Anthrax: The Investigation of a Deadly Outbreak

Anthrax: The Investigation of a Deadly Outbreak

by Jeanne Guillemin

©1999 University of California Press


IN early 1980 the press in Western countries reported that a fatal epidemic of anthrax had occurred in Sverdlovsk (now Ekaterinburg) in the Soviet Union. Articles were published in Soviet medical and veterinary journals citing an anthrax outbreak among livestock south of Sverdlovsk city and that people had become infected after eating contaminated meat from these animals. Subsequently, an international debate developed as to whether the epidemic was a natural outbreak or a laboratory accident and, if the latter, whether it represented a violation of the Biological Weapons Convention of 1972 (BWC) which the Soviet Union had signed and ratified.

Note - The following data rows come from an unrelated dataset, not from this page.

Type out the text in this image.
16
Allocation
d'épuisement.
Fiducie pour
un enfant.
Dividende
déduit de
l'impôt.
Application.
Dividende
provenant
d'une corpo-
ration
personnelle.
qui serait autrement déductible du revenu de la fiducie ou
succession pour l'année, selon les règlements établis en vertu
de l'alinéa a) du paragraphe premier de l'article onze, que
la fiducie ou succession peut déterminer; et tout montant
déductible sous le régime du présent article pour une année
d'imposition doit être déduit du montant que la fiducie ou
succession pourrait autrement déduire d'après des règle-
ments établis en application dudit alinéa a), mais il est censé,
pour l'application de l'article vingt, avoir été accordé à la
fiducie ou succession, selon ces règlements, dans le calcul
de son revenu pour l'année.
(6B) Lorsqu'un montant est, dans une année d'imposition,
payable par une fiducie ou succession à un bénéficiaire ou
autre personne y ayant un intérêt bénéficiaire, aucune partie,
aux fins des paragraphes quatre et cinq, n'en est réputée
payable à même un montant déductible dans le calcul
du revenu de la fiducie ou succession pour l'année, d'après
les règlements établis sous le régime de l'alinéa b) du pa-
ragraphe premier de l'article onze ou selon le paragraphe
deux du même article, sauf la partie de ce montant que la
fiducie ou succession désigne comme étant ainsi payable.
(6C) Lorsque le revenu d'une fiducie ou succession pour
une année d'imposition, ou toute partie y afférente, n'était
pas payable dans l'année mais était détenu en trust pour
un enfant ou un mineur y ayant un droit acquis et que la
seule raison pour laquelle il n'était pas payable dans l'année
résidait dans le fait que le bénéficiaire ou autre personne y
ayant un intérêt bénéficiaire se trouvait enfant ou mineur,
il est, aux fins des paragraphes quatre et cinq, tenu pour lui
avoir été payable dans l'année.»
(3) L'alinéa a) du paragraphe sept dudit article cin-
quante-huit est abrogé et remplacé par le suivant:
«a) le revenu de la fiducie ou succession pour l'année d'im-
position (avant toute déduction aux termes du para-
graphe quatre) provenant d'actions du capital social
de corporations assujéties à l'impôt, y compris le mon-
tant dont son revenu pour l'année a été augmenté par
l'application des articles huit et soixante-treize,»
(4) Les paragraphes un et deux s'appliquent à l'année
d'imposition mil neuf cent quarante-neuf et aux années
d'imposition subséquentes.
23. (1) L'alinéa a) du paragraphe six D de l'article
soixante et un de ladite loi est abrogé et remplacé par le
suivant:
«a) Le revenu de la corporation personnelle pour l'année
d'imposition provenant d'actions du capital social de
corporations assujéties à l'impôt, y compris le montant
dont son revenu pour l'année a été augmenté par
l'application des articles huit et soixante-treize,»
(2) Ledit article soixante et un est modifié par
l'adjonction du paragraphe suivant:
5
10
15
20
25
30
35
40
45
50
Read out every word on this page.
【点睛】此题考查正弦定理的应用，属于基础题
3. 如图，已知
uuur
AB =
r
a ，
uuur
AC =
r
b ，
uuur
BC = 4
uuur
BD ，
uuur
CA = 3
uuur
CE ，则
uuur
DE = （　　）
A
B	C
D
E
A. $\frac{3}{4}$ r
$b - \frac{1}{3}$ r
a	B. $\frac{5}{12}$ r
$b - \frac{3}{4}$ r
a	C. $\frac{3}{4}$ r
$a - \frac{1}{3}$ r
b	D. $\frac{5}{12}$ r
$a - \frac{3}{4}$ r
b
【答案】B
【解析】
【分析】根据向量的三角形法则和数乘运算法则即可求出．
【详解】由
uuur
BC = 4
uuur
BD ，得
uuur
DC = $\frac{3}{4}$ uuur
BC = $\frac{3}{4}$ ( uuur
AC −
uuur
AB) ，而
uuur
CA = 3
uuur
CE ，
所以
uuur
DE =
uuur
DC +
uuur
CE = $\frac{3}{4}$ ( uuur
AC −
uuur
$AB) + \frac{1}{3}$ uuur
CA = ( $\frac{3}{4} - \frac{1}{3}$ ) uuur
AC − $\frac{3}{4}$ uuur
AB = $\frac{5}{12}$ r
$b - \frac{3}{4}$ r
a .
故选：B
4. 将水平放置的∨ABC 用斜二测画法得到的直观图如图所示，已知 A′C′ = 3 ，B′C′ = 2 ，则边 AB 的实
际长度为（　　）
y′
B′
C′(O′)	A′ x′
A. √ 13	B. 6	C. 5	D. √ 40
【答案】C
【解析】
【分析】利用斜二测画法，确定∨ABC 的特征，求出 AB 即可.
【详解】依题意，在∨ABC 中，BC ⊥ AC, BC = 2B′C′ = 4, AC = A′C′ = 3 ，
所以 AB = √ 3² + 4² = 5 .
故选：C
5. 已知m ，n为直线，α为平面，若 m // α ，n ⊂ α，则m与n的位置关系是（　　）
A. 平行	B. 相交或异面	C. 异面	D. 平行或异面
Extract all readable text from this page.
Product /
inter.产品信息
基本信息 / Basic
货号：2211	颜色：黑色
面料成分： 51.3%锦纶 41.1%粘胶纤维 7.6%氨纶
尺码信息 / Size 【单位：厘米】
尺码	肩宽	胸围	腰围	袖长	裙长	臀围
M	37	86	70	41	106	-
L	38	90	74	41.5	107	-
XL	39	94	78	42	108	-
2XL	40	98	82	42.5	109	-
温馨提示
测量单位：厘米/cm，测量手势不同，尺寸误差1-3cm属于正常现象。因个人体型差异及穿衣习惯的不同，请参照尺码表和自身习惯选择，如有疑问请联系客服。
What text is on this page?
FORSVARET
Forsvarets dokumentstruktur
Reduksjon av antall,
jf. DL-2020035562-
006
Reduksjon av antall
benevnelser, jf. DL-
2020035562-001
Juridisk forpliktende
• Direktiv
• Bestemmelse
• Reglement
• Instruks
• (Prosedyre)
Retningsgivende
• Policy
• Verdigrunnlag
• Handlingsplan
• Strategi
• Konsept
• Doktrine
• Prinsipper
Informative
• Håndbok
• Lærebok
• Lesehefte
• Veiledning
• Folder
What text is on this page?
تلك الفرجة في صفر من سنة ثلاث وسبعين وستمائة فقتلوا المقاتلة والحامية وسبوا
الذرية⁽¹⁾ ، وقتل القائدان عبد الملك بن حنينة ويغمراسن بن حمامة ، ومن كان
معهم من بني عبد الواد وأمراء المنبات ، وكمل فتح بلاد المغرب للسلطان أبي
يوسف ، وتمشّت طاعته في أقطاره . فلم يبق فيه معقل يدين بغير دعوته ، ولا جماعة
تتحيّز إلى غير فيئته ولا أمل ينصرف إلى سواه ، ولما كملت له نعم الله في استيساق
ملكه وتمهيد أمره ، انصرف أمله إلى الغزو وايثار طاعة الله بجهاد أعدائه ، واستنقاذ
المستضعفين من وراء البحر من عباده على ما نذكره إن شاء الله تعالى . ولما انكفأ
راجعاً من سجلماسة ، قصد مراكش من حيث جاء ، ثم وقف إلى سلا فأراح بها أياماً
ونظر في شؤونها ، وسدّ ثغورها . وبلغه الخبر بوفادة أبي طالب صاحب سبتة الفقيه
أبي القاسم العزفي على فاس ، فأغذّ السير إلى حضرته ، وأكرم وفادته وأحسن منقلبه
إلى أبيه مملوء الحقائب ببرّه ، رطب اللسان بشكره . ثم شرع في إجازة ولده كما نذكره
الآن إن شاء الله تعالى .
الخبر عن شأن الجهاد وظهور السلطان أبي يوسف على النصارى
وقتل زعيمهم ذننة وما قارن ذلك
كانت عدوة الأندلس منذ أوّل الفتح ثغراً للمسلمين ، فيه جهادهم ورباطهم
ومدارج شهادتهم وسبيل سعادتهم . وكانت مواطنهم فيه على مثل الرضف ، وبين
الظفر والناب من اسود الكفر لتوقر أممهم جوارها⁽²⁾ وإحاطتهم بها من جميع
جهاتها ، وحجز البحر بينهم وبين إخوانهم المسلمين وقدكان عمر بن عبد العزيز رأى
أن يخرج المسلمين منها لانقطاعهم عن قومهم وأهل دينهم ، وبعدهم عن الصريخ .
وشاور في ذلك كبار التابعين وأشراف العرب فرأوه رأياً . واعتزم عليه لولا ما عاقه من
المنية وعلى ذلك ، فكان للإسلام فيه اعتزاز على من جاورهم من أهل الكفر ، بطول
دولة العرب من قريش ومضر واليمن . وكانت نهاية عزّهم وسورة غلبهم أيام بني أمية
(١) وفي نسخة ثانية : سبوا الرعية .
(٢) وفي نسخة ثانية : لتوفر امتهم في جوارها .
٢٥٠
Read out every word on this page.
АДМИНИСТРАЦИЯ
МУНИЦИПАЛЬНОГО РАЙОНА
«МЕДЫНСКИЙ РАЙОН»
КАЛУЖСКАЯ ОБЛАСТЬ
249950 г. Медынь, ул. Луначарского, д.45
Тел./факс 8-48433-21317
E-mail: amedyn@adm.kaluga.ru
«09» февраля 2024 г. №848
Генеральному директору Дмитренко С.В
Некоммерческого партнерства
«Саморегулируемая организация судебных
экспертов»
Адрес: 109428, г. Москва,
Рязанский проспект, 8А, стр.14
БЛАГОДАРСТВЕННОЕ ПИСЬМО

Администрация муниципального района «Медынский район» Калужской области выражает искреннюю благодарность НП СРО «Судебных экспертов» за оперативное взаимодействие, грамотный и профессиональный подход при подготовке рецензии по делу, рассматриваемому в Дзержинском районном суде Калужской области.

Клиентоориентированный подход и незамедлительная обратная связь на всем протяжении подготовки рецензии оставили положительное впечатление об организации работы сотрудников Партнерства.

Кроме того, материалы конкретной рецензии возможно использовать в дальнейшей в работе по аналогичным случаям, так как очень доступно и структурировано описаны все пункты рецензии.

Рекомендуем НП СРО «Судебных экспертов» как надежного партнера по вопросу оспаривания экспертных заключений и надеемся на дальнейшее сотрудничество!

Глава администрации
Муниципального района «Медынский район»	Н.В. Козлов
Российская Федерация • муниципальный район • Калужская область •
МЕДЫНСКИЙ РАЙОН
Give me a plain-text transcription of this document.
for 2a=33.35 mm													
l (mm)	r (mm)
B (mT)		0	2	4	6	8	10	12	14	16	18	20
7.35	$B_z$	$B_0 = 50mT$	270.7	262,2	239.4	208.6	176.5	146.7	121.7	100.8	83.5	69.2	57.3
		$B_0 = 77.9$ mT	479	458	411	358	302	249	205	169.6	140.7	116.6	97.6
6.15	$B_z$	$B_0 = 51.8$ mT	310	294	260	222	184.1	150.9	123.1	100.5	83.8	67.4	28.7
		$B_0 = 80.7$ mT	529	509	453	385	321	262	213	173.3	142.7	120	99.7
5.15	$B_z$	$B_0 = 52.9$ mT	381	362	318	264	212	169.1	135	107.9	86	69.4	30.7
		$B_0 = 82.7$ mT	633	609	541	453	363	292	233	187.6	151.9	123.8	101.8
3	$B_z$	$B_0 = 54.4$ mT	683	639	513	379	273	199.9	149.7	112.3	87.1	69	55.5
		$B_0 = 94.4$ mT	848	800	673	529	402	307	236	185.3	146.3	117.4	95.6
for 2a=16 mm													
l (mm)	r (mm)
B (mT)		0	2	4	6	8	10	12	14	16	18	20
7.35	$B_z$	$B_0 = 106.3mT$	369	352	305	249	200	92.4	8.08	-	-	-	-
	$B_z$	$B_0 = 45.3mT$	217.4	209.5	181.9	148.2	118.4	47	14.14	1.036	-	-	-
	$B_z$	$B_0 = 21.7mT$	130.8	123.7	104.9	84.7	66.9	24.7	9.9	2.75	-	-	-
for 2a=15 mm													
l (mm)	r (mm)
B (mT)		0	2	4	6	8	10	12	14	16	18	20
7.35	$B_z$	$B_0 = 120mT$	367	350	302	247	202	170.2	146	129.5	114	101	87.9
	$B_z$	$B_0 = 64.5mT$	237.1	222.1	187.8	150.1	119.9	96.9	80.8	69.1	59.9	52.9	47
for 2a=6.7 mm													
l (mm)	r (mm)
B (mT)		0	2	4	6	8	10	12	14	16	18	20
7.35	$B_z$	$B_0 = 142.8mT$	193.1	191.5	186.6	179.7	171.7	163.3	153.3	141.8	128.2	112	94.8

Matthew Meselson, Thomas Dudley Cabot Professor of the Natural Sciences at Harvard University since 1961, has been an active participant in the series of over 40 Pugwash Workshops on Chemical and Biological Weapons (CBW). In the mid-1980s he renewed previously unsuccessful efforts to bring independent scientists to Sverdlovsk to investigate the epidemic. In 1988 he succeeded in arranging for Soviet physicians involved in the epidemic to visit the USA to give their version of the outbreak. Their "contaminated meat" account seemed plausible to Meselson and his colleagues, but they felt that additional scientific evidence was needed. After numerous attempts, in 1992 Meselson finally obtained an invitation to go to Sverdlovsk with a team of experts.

Jeanne Guillemin, Professor of Sociology at Boston College, and also Meselson's wife, was a member of that team, in charge of interviews with the families of victims. She has now written a book drawing on field notes which she kept during the project. Her account will no doubt occupy a high rank in BW literature for its authenticity and insights as it is a meticulous report of the effects on a community exposed to the microbe anthrax.

In the course of her detailed description of the suffering and distress still evident some 13 years after the 1979 event, Dr. Guillemin's empathy with her subjects is moving. Her account is also greatly enriched by her references to Russian history and personalities taking into account both the great toll in human rights, as well as the social benefits obtained during the communist regime.

As Guillemin's account proceeds there is a dramatic build-up of evidence proving the thesis that a mishap at the military laboratory in Sverdlovsk on 2 April 1979 was the origin of the epidemic and resulted in 66 documented deaths, 11 cases of severe illness, and the infection of livestock up to 50 kilometers from the aerosol source, The thesis is buttressed by a paper published in Science in 1994 (vol. 266, pages 1202-1208) by Meselson, Guillemin and other colleagues on the team. This article, which ranks as a classic in epidemiology, relied primarily on Guillemin's interviews—which located the victims just prior to the outbreak—to identify the military base as the source of the anthrax emission. Anthrax reveals the scientific process that went into that article and also the expertise and tenacity required by the team of private citizens to reconstruct the highly-politicized event.

Guillemin's summing up at the end of the book merits careful study. It includes considerations of social and political dilemmas faced by governments and the public at large from the threat of BW by states and terrorists. It is thought-provoking and outlines reasoned action. It should serve as an antidote to the public and official hysteria and inappropriate or ineffective measures which could arise from exaggerated accounts and reactions to the dangers involved.